PhD candidate and graduate teaching/research assistant
Affiliation(s): 
McMaster University
Department: 
Political Science (Comparative Public Policy)
Email: 
sarkag1@mcmaster.ca
Research thematic keywords: 
gender and party politics, candidate selection methods and criteria, political representation, ethnicity, intersectionality
Research region keywords: 
South Asia, India, South-east Asia

My doctoral research/dissertation develops a theory on formal and informal candidate-selection methods and criteria devised by the two major national political parties i.e., the Indian National Congress (INC) and the Bhartiya Janata Party (BJP) based on the national elections held in the past two decades to explain the persistent underrepresentation of women candidates in India. It engages in a systematic intra-party and inter-party level of analysis among candidates nominated to contest national elections from both general and reserved seats.

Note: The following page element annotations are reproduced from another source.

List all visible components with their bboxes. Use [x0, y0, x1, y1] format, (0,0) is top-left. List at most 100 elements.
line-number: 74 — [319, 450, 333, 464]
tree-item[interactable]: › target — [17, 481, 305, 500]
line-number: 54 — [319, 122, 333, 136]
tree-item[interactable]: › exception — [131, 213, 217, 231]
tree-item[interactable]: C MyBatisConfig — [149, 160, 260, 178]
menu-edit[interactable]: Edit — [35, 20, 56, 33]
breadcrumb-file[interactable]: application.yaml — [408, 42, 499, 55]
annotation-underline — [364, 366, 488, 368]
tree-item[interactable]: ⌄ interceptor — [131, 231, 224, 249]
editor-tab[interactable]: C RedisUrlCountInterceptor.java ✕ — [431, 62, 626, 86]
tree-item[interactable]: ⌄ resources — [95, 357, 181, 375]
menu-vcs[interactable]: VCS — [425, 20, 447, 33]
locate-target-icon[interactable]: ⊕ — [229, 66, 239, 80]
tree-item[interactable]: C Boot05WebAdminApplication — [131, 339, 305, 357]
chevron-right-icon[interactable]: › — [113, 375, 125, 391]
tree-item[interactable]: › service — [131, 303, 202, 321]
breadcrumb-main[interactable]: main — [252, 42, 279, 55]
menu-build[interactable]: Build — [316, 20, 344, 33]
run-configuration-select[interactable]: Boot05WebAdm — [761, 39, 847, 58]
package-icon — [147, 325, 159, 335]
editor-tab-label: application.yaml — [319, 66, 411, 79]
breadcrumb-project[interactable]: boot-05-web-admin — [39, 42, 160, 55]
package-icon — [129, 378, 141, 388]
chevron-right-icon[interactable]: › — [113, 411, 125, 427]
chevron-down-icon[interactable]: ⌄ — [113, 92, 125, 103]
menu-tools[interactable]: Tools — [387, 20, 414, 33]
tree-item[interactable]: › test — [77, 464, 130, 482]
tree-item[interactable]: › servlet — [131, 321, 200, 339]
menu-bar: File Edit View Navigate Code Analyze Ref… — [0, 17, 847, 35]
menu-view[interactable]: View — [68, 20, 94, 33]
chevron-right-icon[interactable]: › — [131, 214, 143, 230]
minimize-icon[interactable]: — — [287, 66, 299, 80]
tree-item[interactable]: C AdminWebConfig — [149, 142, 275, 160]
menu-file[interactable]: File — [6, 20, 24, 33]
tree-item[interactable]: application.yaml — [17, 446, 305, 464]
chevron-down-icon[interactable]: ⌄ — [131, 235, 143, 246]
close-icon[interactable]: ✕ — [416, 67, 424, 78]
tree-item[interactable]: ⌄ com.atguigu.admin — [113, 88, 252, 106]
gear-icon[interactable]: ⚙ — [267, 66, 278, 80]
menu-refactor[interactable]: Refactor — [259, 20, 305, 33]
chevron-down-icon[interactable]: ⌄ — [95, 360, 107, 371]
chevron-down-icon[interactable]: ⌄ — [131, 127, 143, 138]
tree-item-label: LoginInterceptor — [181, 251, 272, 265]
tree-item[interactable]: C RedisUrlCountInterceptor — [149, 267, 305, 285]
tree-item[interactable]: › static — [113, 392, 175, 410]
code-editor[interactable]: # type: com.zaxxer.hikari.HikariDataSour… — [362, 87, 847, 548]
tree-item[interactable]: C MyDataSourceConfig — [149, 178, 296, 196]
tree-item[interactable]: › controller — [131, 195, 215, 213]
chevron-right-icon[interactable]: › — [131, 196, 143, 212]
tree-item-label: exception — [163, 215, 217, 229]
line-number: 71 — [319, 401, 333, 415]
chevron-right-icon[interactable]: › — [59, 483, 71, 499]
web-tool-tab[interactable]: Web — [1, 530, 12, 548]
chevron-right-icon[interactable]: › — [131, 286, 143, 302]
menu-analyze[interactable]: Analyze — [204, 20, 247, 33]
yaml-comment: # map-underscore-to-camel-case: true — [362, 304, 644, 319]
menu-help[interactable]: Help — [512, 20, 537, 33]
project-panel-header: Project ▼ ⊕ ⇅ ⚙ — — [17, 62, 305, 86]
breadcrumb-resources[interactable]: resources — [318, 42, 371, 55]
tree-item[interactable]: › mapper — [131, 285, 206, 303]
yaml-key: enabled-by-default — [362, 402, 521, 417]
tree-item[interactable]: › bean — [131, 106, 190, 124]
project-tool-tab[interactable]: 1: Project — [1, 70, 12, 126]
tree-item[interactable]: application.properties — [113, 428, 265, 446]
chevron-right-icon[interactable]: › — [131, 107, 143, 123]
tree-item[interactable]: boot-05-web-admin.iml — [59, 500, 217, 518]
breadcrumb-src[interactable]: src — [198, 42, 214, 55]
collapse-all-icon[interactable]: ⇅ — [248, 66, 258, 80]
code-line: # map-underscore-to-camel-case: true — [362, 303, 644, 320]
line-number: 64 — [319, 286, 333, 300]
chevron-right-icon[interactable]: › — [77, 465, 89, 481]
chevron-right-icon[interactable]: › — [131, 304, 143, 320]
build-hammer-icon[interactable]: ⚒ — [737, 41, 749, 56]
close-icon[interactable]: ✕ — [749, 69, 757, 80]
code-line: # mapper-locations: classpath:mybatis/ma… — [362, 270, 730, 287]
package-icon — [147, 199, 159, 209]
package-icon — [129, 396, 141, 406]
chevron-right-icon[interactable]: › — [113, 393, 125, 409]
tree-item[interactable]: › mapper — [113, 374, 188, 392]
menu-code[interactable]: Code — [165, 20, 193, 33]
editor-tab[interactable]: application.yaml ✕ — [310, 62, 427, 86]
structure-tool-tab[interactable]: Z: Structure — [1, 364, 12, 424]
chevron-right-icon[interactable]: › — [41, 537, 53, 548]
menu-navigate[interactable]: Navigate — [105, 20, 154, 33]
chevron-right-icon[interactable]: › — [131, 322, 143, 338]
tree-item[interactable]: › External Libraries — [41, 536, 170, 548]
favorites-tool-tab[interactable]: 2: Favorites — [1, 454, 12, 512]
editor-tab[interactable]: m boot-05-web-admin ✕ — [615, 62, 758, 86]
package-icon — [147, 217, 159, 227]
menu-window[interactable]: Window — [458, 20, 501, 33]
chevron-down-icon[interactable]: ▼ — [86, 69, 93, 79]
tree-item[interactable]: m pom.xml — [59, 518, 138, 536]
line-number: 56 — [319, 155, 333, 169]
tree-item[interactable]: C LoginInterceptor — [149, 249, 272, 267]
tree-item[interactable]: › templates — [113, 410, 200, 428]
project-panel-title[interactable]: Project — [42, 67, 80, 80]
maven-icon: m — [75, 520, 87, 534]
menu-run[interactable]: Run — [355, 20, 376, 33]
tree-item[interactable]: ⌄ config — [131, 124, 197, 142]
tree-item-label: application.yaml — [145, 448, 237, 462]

It focuses on investigating what informal attributes of women candidates matter for their selection as candidates to both general and reserved seats to contest national elections in the major parties. It explains why the formal candidate selection procedures and informal selection criteria in the dominant two-party system limits the pool and opportunities for women candidates nominated and elected to the directly elected Lok Sabha (lower house of the national parliament) in India.

Netina Tan, PhD, (Associate Professor, McMaster University, Hamilton, Canada)
Michelle L. Dion (Professor, McMaster University, Hamilton, Canada)
Peter Graefe (Associate Professor, McMaster University, Hamilton, Canada)

CIRCLE will help me build a academic and non-academic network among the South Asian diaspora and will also enhance my future research endeavors. I expect to engage with other scholars researching on the region across all relevant disciplines both in the region and beyond.